The old things become renew again and tormenting you. Don’t think about the old unwholesome things. You have to think what is happening in the present khandha (this becomes right thinking). Thinking back the bad things become active phase of cognitive process.
This mind is retormenting you. By thinking of not good thoughts encounter sufferings. If they arise and contemplate its impermanence. And it becomes anicca and magga. You are changing them into anicca. Queen Mallikā and Ven. Tissa were not changing them in this way that fell into hell and became a louse. Continue with the vipassanā practice also make it not arises.

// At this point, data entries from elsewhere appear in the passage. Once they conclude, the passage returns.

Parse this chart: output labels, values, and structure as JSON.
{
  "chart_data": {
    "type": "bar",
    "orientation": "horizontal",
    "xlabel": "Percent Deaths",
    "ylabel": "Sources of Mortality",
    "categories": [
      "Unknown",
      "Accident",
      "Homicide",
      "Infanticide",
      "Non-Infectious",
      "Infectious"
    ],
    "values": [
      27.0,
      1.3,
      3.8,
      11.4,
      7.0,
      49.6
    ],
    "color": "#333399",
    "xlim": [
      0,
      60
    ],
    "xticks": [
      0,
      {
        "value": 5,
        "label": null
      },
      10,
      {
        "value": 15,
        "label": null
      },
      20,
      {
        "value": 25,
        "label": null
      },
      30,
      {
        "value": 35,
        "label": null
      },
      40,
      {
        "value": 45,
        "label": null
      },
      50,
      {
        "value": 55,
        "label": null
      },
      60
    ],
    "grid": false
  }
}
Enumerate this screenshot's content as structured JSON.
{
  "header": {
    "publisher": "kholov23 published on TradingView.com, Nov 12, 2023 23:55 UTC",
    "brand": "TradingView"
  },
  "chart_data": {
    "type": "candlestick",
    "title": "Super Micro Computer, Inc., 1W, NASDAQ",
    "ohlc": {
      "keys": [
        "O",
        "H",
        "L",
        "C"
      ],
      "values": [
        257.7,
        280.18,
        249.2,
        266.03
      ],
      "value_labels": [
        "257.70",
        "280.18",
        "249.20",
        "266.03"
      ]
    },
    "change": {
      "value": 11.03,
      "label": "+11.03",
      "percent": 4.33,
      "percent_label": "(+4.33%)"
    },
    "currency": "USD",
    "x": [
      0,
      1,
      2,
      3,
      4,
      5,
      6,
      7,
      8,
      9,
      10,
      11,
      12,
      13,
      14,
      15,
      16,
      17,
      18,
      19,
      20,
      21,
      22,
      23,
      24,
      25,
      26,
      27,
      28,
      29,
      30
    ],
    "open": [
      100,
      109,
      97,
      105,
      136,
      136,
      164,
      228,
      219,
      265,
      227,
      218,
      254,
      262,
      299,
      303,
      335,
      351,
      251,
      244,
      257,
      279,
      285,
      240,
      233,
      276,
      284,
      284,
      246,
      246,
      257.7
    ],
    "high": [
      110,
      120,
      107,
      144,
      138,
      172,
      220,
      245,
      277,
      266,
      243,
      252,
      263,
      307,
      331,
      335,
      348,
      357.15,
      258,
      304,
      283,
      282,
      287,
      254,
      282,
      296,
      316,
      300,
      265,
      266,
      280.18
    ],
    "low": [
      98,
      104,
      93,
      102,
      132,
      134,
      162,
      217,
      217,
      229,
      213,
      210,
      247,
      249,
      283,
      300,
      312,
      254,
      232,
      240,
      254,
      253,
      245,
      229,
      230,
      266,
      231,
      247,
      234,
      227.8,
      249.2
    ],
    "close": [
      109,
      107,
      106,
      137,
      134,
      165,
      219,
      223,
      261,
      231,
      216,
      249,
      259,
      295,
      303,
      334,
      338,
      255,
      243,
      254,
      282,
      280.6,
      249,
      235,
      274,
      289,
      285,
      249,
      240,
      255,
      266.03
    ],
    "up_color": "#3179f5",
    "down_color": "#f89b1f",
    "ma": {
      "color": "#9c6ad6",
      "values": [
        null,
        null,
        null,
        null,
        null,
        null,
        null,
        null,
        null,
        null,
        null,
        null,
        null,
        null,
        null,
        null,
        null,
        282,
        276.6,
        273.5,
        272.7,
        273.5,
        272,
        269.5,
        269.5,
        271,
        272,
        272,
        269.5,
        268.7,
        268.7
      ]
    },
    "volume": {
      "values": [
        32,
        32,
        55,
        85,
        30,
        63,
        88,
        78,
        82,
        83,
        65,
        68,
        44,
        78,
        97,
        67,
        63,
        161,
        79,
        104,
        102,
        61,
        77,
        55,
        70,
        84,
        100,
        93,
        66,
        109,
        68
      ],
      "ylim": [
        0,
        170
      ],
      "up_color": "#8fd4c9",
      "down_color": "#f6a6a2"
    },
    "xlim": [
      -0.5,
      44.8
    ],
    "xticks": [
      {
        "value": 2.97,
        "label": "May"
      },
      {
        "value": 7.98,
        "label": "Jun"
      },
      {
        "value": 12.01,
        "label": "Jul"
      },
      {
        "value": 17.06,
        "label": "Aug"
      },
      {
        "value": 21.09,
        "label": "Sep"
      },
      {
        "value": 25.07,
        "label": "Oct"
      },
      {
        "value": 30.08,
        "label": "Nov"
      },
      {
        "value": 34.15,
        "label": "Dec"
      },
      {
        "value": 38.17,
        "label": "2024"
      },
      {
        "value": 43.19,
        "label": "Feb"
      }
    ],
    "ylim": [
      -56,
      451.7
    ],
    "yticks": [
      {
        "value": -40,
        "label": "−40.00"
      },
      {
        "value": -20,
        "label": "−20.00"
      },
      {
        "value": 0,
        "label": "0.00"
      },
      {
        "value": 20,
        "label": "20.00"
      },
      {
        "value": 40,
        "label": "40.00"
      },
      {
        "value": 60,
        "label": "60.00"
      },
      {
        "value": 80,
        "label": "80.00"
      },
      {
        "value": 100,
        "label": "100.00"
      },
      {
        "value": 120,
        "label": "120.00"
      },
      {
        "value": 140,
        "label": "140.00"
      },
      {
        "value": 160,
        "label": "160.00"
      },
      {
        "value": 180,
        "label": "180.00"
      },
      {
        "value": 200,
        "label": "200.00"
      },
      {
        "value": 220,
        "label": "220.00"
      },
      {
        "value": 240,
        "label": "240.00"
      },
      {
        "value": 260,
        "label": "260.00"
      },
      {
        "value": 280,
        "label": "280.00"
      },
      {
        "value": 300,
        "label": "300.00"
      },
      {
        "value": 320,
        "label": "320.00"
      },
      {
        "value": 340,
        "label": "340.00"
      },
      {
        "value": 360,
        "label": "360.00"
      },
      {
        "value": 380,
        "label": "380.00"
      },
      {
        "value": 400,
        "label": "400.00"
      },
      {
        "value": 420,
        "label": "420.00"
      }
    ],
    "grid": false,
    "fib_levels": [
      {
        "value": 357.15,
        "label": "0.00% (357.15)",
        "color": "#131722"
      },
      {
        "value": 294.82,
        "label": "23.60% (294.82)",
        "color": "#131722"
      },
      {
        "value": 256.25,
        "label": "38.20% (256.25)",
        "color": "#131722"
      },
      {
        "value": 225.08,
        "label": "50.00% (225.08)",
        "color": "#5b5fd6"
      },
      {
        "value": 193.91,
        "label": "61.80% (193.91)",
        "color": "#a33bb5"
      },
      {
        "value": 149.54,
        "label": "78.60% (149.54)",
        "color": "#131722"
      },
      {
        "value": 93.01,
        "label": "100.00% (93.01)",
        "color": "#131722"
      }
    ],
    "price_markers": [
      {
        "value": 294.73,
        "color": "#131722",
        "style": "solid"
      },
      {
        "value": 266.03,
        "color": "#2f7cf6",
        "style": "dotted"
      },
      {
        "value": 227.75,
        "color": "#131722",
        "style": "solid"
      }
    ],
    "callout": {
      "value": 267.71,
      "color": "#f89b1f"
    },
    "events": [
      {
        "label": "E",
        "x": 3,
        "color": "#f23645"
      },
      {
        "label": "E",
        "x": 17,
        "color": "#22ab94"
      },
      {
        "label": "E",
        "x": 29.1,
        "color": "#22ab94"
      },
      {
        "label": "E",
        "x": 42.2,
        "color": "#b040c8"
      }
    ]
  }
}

If they come in and contemplate its impermanence become maggas and no need to fear about it. It becomes vipassanā and also a good change. If you don’t know how to die and fall into bad destinations. If you know how to die and to good destinations and Nibbāna.
I am teaching you to Nibbāna with the worry and remorse dhammas. In another way, I am teaching you how to die. Restlessness – uddhacca arises and you think that the mind is running away. The mind doesn’t go anywhere. It’s only aiming at the object. (I.e, Thoughts/dhammaroms).
Like a telescopic mirror aiming far away. Restlessness arises at the heart – base (hadaya vatthu), and it may be aimed at the far away object. Restlessness arises at the heart base and falls away at the same spot. Don’t contemplate at the object, but at the place which arises.
Turning your mind towards the heart base where it arises and falls away. If you take the mind as running away is the view of enternalism (sassata diṭṭhi). It’s the same view as the soul/life goes out.
(The view of the existence of a soul is a great problem. Even still many Buddhists are thinking in this way, and including some Buddhist monks. What a pity?)